Vision Zero has also led to improvements in how the city analyzes severe crashes. San Francisco is a pioneer in the use of High Injury Network methodology to focus our efforts. The current network where we target improvements includes the 12% of streets where more than 68% of severe and fatal traffic crashes occur. The national Vision Zero Network recognizes this effort, saying, “In addition to being a national leader on data, San Francisco has also led the way in prioritizing health equity into its Vision Zero planning and efforts.”   

We’ll soon be releasing a Vision Zero 10-year retrospective report that will detail these projects and many others. 

Two people stand in front of SF City Hall holding signs that say Safe Street are Joyful Streets and Safety Over Speed.
Safe streets advocates at the Vision Zero 10-year anniversary press event. 

What’s next for street safety in San Francisco. 

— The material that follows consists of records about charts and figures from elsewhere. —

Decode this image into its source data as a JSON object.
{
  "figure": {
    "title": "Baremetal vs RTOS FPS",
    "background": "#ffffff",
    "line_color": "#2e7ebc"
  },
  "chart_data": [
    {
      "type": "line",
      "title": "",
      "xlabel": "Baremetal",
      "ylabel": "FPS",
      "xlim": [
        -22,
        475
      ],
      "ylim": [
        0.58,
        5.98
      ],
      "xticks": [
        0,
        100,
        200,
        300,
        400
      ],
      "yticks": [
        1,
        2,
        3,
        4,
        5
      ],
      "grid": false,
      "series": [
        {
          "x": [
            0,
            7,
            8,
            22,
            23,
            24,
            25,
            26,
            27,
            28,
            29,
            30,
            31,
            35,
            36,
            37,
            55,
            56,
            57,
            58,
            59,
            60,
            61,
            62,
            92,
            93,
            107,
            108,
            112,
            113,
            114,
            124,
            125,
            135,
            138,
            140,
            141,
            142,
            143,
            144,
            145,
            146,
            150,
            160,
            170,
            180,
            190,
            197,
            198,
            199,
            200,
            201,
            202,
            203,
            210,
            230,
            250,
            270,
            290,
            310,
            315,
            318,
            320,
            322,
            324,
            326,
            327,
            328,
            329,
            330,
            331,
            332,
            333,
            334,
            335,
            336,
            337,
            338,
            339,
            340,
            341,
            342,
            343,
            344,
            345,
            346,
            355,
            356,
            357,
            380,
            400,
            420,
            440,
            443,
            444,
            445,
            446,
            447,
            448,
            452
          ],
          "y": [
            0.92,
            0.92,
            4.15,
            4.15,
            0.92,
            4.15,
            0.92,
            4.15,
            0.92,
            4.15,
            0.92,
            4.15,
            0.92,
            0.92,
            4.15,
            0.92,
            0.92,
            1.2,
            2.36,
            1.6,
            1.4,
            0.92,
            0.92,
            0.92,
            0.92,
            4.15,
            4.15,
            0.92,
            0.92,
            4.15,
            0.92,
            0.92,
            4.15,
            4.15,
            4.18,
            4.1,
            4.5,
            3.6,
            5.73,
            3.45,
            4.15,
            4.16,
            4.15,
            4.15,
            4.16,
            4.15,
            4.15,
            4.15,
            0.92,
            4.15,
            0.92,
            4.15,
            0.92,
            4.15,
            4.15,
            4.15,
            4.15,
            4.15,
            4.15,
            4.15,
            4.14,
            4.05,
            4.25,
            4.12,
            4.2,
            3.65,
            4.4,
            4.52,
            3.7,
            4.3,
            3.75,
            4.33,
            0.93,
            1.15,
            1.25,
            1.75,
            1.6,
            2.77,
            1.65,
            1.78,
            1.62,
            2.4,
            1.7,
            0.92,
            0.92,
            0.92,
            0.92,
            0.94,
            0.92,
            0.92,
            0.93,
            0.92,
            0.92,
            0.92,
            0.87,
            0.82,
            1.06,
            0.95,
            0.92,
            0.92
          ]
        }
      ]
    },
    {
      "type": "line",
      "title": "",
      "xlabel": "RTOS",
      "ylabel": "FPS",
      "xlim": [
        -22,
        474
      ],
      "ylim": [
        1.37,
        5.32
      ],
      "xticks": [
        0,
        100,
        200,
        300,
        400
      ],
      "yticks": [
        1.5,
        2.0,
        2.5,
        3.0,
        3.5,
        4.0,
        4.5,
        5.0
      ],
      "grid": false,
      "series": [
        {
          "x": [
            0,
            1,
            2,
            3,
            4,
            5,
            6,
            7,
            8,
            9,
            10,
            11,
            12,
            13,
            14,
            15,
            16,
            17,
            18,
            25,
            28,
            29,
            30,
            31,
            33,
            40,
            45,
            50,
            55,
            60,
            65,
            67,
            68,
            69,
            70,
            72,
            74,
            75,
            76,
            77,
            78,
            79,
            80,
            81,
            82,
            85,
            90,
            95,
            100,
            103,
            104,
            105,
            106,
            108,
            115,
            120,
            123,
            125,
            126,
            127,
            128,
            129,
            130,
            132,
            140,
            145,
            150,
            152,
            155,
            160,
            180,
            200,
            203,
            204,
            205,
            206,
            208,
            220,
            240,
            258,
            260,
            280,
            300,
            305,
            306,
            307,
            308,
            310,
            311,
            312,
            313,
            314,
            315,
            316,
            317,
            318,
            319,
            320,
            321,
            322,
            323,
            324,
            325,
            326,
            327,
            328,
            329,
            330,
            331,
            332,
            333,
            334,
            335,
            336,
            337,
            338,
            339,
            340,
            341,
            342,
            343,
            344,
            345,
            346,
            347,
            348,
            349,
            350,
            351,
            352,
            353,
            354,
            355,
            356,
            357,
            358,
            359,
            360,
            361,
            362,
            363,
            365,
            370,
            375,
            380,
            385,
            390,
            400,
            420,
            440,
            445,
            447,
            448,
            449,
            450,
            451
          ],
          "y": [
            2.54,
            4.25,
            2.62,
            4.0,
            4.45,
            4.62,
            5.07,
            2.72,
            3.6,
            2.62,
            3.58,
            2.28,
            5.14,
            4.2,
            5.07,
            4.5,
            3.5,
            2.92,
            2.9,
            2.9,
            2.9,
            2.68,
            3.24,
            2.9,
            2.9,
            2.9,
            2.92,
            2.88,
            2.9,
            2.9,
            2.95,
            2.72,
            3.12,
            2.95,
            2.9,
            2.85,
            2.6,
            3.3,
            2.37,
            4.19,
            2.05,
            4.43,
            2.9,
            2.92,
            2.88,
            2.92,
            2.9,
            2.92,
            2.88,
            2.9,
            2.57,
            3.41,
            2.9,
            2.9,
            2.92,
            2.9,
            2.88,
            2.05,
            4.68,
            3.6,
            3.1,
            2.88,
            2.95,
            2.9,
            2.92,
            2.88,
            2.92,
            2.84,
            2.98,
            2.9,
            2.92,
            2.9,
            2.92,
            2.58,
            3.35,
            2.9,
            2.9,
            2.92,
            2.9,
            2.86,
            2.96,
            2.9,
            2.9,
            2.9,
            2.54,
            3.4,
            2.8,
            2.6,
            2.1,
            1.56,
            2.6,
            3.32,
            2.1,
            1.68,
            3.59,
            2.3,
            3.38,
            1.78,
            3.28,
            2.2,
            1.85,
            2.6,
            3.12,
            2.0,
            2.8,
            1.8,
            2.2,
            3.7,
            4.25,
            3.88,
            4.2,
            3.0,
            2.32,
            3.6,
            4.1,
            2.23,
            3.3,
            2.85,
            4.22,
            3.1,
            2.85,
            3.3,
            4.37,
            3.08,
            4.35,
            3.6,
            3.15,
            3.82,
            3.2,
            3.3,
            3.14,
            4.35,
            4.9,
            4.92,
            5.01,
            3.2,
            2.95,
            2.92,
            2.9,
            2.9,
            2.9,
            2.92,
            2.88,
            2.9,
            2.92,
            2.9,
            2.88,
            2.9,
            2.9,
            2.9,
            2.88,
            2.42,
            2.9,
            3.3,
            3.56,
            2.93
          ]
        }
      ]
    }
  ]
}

But there is still so much work left to do, and we are committed to doing that work over the next ten years and beyond. We will take the lessons we’ve learned from 2014 to 2024 and double down on what we’ve found to be most effective in preventing controllable traffic fatalities and severe injuries.  

One thing we’ve learned is that Quick-Build projects are cost effective and have excellent safety outcomes. Across our Quick-Build program, the annual bike-related collision rate decreased by 42% and the annual pedestrian-related collision rate decreased by 26%.  

We’ve also learned that San Francisco can’t succeed on its own. We need state and federal policies that give us more tools to make our streets safe. For example, it took years of advocacy to get California to pass legislation allowing for a speed safety camera pilot program. Now that AB 645 is the law, we’ll soon launch a five-year speed safety camera pilot program at 33 locations spread throughout the city. 

We will continue using best practices and evidence to guide our work in reducing speeds and redesigning our streets so that mistakes on our roadways don’t result in severe injuries or death due to factors that could have been prevented. We will install Quick-Build pedestrian and bicyclist safety improvement projects as soon as possible on the remaining 50 miles of the High Injury Network. We will also evaluate more than 900 intersections on the network for core safety treatments (daylighting, advanced limit lines, continental crosswalks, longer walk times and pedestrian head starts), and intersections that should have any of these treatments will have them installed.  

We will eliminate right turns on red in parts of the city where there is a high concentration of pedestrian activity. We will build a safe, well-connected citywide network for people who bike, scoot or use another micromobility device. And we will focus extra resources on vulnerable high-injury communities. For example, the city has obtained more than $25 million through the new federal Safe Streets and Roads for All program that will be dedicated to Western Addition and Tenderloin street-safety projects. 

There are external factors that make eliminating traffic fatalities extremely difficult. Automobile culture is deeply ingrained in the United States, and the more people who drive, the more there’s a chance that one of them will drive recklessly or make a mistake, like getting distracted by their cell phone. Vehicles are also getting bigger and heavier; they are higher off the ground; and they have worse driver sightlines, which makes them more deadly. These are issues we’ll need to take on, in partnership with community advocates and forward-thinking policymakers. 

 
Although city leaders set a 10-year deadline for achieving Vision Zero, the work is far from done. Vision Zero is a moral goal. And it’s not our only goal.  We want to make sure that walking, biking and rolling down the streets of San Francisco is a joyful experience and one of the things we love most about living in this city. We are striving to be the safest city in the world for all who travel here, and we hope you’ll join us in this work.